The heart and soul of this bike is the “new in 2007” 1255cc inline-four, which turns out liquid power like a nitroglycerine squeeze tube with each roll-on. It’s not manic, but third gear and the sweep to red-line on the tach, will see you passing handily. As important, the fueling for the inline-four is nearly flawless, with only a slight hesitation when transitioning from roll-on to roll-off with the throttle.
In the corners GSX1250FA is an easy ride, predictable fueling and utterly usable power compensate for the softly sprung suspension and the bike is pure point and shoot out of the apex. It’s not a hard-core sport bike, but the FA will happily hold its own with the Triumph Sprint ST or VFR800. Though, pushed to a hard lean angle, the bike does tend to undulate sideways over wallows in the pavement, with limited adjustment (preload in the front and compression and preload in the rear). Overall though, the ride is solid, predictable and plush.
In sporting terms, the GSX1250FA isn’t a small fry; it weighs in at 257kg/567lb fuelled and ready to ride. That’s a bit heavier than the outgoing VFR800’s 250 kg (551 lb), and svelte in comparison to the new VFR1200FA’s 268 kg (591 lb), and an even match for the 254kg (560lb) BMW’s K1300S. The Bandit kicks all these bikes around the block in terms of power. Ok, not horsepower, the GSX1250FA only develops 97bhp, but torque – the stuff that counts for effortless passing and two-up riding. The money number is 81 lb.ft (11.2kgm, 110Nm), down in the tach’s 3,700rpm basement.
The liquid cooled power plant delivers utterly seamless hydraulic thrust in any gear and at near any rpm. Suzuki had put the torque curve on an anvil and sledge hammered it into an utter usable level – if BMW had developed a K engine this smooth and refined there’d have been a huge fanfare, but with the “non-Bandit” line it’s just expected. From the feel of it this plant is one of the least taxed on the market, and I expect its life expectancy to be similar to Methuselah’s.
Near electric, you really can just leave the affirmative shifting gearbox in third and idle around town in near silence. Yes, the bike is quiet.

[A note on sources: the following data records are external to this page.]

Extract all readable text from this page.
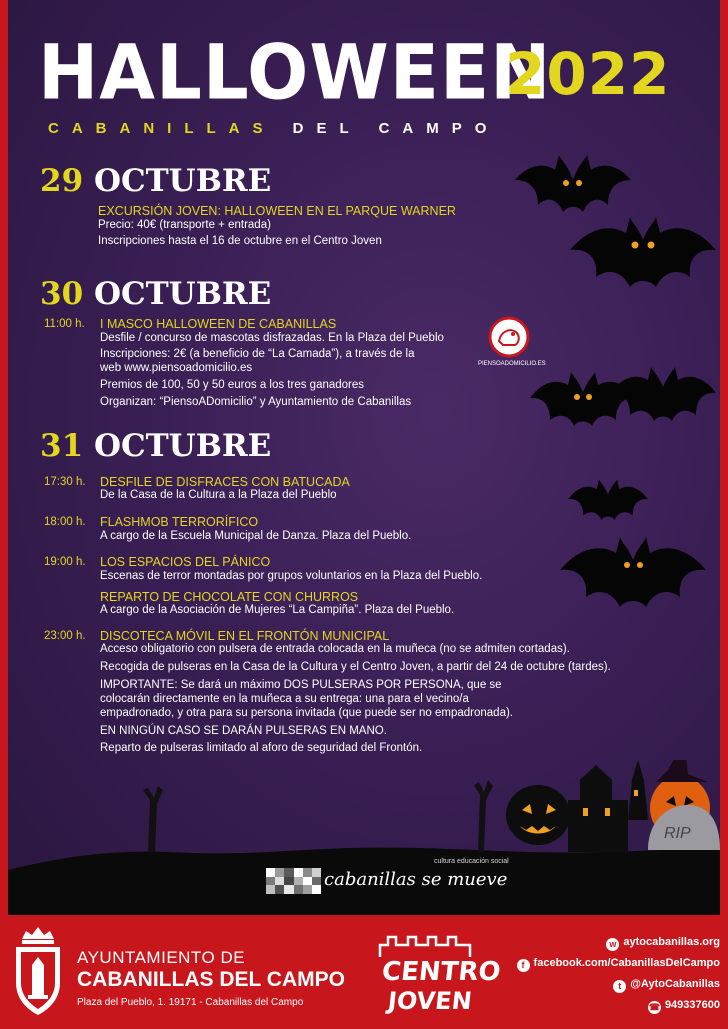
HALLOWEEN
2022
CABANILLAS DEL CAMPO
29 OCTUBRE
EXCURSIÓN JOVEN: HALLOWEEN EN EL PARQUE WARNER
Precio: 40€ (transporte + entrada)
Inscripciones hasta el 16 de octubre en el Centro Joven
30 OCTUBRE
11:00 h. I MASCO HALLOWEEN DE CABANILLAS
Desfile / concurso de mascotas disfrazadas. En la Plaza del Pueblo
Inscripciones: 2€ (a beneficio de “La Camada”), a través de la
web www.piensoadomicilio.es
Premios de 100, 50 y 50 euros a los tres ganadores
Organizan: “PiensoADomicilio” y Ayuntamiento de Cabanillas
PIENSOADOMICILIO.ES
31 OCTUBRE
17:30 h. DESFILE DE DISFRACES CON BATUCADA
De la Casa de la Cultura a la Plaza del Pueblo
18:00 h. FLASHMOB TERRORÍFICO
A cargo de la Escuela Municipal de Danza. Plaza del Pueblo.
19:00 h. LOS ESPACIOS DEL PÁNICO
Escenas de terror montadas por grupos voluntarios en la Plaza del Pueblo.
REPARTO DE CHOCOLATE CON CHURROS
A cargo de la Asociación de Mujeres “La Campiña”. Plaza del Pueblo.
23:00 h. DISCOTECA MÓVIL EN EL FRONTÓN MUNICIPAL
Acceso obligatorio con pulsera de entrada colocada en la muñeca (no se admiten cortadas).
Recogida de pulseras en la Casa de la Cultura y el Centro Joven, a partir del 24 de octubre (tardes).
IMPORTANTE: Se dará un máximo DOS PULSERAS POR PERSONA, que se
colocarán directamente en la muñeca a su entrega: una para el vecino/a
empadronado, y otra para su persona invitada (que puede ser no empadronada).
EN NINGÚN CASO SE DARÁN PULSERAS EN MANO.
Reparto de pulseras limitado al aforo de seguridad del Frontón.
RIP
cultura educación social
cabanillas se mueve
AYUNTAMIENTO DE
CABANILLAS DEL CAMPO
Plaza del Pueblo, 1. 19171 - Cabanillas del Campo
CENTRO
JOVEN
w aytocabanillas.org
f facebook.com/CabanillasDelCampo
t @AytoCabanillas
☎ 949337600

Stealth quiet, even at full chat, that likely comes down to the massive grape-fruit launching pipe hanging off the right-hand side of the bike. Strangely that’s not a complaint; this bike is one of the easiest to ride and most genial on the market, so quiet fits.
While the weights may be similar, there is another major difference between the GSX1250FA and other sport-tourers on the market; simplicity. There is a feeling with the Suzuki that if anything were to go wrong on the road, there’s a good chance you’ll be able to repair it. That’s a commodity in a niche where bikes have seen a massive jump in technological complexity over the past two years with features like electronically adjustable suspension, traction control and linked braking.
When you get down to it the Suzuki GSX1250FA is about a 1000 times more usable and useful than the plethora of visceral, shout in you face, scream in your ear, manic sportbikes on the market. It’s also a downright simpler and less expensive to maintain than the latest batch of big technology sport-tourers like Honda’s VFR1200FA, BMW K1300S or Ducati Multistrada 1200. A genial generalist in a world of specialists, we hope the GSX1250FA finally gets the respect in North America it deserves by putting on the sporting wolves’ clothing of GSX-R styled fairings. As importantly the marketing works, throwing a leg over the GSX1250FA the other day while clad in sport leathers, I don’t think I looked like a total poser. After all with we aren’t all ready to trade in for hi-viz one-piece textile suits the moment we ride a sport-tourer.